Tausendundeine Nacht

Das Grau des Treppenaufgangs verschwindet sogleich beim Eintreten in die 61 Quadratmeter große Wohnung. Ich bin im Reich von Tausendundeiner Nacht angekommen. Der Flur ist ein Raum mit vielen Lichtern, selbstgeklebten Ornamenten, die sich in Spiegeln verdoppeln, Pharao- und Nofretete-Bildern und Wasserpfeifen als Dekoration. Schön bunt und farbenfroh.

Rechts neben dem Eingang geht’s in einen Raum, den der Bewohner als Bibliothek und zum Meditieren nutzt. Hierfür hat der gelernte Zootierpfleger einen Buddha-Schrein gebaut, verkleidet mit Holzrohr und Styropor und so manchem Geheimfach, das sich eignet, kleine Dinge zu verstauen. Auch der für Thailand berühmte Goldregen darf nicht fehlen, plaudert der Vater erwachsener Söhne, den es alle ein, zwei Jahre in die Ferne zieht.

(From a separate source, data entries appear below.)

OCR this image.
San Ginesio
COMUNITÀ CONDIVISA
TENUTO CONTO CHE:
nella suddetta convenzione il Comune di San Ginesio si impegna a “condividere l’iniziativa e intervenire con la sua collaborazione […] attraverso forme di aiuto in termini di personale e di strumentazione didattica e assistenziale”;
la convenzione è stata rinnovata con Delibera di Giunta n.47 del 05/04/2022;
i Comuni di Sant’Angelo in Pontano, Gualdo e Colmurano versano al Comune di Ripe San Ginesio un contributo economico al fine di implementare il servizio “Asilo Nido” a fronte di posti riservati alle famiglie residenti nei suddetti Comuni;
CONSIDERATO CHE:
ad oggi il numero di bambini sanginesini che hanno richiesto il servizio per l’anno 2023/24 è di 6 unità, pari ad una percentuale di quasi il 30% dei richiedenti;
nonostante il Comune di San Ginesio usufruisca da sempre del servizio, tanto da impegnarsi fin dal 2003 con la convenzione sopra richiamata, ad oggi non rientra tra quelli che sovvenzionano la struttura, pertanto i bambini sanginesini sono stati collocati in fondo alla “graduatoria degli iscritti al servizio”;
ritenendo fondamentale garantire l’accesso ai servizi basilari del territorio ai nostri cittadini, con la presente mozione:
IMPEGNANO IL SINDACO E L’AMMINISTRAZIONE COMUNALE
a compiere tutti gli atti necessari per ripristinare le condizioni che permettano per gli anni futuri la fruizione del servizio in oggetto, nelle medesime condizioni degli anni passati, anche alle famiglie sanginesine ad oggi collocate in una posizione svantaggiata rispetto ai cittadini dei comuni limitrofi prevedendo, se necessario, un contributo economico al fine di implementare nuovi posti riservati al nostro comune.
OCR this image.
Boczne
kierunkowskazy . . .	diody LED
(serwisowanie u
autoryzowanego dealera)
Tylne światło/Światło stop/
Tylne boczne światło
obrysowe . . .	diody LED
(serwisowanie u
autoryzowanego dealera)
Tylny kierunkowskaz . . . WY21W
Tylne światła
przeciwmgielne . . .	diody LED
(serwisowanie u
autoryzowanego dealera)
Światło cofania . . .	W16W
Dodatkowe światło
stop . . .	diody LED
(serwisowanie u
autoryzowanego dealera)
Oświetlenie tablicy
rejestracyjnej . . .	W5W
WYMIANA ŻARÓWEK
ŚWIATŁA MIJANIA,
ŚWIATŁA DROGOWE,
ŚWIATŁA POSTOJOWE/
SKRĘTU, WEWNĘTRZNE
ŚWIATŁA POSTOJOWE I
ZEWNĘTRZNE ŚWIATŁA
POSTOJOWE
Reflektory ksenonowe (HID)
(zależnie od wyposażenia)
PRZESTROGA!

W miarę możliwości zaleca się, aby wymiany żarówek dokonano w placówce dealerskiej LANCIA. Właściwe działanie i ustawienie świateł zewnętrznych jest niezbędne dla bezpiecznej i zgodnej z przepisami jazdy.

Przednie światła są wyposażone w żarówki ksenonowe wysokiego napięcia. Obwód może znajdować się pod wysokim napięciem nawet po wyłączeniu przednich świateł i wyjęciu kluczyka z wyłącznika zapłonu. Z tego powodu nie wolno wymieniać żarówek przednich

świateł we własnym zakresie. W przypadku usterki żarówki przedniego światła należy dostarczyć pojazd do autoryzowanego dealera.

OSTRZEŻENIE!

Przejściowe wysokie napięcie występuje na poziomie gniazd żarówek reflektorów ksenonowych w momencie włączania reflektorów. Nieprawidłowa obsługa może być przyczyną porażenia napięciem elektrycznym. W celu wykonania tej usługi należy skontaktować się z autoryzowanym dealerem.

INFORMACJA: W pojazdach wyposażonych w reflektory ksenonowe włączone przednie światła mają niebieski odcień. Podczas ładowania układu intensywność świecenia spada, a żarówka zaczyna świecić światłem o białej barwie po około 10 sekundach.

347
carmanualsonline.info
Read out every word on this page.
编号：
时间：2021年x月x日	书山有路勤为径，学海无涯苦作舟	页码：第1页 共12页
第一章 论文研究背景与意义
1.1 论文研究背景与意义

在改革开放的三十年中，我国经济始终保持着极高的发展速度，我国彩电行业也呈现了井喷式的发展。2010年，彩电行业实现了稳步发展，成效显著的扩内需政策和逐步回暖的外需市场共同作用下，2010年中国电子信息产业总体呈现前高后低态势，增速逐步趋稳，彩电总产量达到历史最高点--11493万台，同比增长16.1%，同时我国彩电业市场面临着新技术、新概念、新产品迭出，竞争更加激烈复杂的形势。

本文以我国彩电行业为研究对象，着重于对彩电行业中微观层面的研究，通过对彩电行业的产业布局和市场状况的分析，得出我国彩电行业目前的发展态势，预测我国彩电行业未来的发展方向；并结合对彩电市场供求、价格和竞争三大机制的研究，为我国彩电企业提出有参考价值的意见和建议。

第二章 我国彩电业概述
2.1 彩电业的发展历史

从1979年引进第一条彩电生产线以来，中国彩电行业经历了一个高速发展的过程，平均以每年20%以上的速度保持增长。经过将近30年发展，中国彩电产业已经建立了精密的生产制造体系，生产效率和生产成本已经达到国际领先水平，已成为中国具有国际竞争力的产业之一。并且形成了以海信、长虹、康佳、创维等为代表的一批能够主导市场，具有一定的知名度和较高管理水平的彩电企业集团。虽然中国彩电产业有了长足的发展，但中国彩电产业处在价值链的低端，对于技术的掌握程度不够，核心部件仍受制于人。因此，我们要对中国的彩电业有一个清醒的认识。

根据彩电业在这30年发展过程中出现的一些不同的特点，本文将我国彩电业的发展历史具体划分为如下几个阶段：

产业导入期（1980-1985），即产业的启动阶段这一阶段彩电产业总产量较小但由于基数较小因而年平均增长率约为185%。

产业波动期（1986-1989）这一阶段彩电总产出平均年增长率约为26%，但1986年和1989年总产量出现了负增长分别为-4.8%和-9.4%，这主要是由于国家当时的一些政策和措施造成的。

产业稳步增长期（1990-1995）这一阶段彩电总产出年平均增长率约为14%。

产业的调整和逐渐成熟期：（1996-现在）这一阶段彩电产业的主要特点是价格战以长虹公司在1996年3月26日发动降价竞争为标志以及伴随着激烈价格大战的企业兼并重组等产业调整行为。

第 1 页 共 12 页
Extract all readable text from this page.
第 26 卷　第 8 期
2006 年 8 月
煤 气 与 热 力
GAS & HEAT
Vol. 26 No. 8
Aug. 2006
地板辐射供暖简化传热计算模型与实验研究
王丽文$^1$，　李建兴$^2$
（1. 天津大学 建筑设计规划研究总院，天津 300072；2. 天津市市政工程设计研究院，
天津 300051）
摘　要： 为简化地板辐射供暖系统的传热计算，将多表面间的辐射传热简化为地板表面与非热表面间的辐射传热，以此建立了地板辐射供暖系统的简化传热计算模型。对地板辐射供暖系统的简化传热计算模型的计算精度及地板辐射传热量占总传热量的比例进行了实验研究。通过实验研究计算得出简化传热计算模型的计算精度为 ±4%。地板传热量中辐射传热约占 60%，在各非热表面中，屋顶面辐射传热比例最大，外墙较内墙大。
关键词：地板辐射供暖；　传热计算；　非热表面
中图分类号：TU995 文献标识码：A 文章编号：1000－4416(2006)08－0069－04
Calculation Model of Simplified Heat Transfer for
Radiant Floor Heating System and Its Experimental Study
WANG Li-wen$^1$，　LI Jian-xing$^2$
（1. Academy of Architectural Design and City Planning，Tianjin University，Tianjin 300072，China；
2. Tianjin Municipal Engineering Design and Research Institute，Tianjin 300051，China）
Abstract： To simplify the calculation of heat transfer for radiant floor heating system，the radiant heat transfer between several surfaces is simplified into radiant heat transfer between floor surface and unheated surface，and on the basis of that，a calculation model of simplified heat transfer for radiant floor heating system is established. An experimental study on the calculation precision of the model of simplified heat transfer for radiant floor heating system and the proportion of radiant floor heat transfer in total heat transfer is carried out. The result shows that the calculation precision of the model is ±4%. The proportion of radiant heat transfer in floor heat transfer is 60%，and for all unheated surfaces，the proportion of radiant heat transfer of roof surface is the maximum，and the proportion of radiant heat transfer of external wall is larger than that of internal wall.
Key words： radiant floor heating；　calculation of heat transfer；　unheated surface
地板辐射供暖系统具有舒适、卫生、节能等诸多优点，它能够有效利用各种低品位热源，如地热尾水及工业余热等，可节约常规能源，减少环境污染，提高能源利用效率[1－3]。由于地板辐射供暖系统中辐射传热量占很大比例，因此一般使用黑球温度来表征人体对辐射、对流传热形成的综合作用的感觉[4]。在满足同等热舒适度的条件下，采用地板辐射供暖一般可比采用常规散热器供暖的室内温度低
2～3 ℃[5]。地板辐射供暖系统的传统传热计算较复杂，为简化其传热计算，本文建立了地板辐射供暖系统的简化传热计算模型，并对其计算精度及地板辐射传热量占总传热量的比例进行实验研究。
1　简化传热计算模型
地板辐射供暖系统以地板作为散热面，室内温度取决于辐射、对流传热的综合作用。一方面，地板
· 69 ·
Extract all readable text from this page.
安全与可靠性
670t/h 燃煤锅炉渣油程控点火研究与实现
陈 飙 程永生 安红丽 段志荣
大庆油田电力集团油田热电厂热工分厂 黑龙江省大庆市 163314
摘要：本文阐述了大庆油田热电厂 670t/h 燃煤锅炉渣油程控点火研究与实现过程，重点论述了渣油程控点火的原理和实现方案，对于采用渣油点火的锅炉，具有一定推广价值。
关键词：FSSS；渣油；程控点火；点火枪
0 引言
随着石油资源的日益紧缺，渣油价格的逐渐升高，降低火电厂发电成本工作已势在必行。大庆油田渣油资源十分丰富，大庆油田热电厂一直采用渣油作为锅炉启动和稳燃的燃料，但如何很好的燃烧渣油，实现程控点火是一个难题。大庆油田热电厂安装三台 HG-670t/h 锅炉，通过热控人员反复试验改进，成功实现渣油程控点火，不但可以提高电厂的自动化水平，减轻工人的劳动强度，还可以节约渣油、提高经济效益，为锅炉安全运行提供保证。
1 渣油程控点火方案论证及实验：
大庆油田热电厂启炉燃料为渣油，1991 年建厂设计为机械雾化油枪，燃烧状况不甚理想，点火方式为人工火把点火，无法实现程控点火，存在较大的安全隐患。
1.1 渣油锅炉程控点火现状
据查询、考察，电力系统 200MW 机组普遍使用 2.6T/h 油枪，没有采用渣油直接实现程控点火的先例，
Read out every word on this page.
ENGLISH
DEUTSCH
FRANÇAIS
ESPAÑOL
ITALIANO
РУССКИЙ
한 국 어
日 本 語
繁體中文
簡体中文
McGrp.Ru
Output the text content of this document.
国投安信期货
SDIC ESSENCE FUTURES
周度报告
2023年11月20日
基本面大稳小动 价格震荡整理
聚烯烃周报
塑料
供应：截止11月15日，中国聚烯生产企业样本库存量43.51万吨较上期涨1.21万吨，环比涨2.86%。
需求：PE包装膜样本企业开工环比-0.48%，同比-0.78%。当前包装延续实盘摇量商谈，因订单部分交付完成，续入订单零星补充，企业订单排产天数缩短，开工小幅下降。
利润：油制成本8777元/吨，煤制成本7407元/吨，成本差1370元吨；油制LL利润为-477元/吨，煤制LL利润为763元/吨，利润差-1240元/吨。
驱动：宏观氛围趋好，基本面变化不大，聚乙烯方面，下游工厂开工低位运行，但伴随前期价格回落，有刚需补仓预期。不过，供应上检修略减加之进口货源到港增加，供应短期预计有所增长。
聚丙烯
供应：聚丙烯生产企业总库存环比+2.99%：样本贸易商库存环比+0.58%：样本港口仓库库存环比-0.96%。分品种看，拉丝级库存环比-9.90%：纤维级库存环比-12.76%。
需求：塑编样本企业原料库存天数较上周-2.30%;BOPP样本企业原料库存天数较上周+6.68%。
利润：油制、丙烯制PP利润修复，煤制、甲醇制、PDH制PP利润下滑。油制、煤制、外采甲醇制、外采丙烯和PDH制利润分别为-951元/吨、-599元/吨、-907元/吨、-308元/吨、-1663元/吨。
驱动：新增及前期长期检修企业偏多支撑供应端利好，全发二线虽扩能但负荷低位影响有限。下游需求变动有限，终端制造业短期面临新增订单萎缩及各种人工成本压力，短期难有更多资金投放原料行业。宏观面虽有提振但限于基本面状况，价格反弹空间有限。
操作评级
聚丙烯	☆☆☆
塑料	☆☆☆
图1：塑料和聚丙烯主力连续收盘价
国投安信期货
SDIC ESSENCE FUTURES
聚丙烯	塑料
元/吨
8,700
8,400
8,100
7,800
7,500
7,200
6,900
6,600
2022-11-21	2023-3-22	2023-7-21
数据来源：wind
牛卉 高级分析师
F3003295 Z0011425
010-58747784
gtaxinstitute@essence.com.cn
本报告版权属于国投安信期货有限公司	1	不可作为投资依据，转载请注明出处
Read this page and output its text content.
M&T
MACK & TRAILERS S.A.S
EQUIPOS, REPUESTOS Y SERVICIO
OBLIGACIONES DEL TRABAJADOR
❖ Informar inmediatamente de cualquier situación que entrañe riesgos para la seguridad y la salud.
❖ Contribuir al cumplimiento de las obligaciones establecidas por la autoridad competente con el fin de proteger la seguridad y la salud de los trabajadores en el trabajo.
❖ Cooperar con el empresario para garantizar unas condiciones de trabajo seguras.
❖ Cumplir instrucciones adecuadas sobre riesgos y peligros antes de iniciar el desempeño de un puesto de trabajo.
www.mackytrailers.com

Grünes Paradies unterm Dach

Das Highlight der zweieinhalb Zimmer ist die Wohnstube. Der Begriff Großstadt-Dschungel bekommt hier eine ganz neue Dimension. Ich nehme Platz auf der Couch, schaue mich um… und sehe grün! Hinter mir hängt eine Fototapete mit einer Felslandschaft aus Thailand an der Wand, über mir blüht eine mit Ästen dekorierte Decke, an der sich (künstliche) Farne ranken. Überall stehen oder hängen Urlaubssouvenirs – Masken aus dem Himalaya, ein Zigarren-Mann aus Kuba von seiner jüngsten Fernreise vor zwei Jahren, eine kleine Freiheitsstatue aus den USA, ein Sombrero sowie ein Skorpion und eine Krabbe aus Mexiko.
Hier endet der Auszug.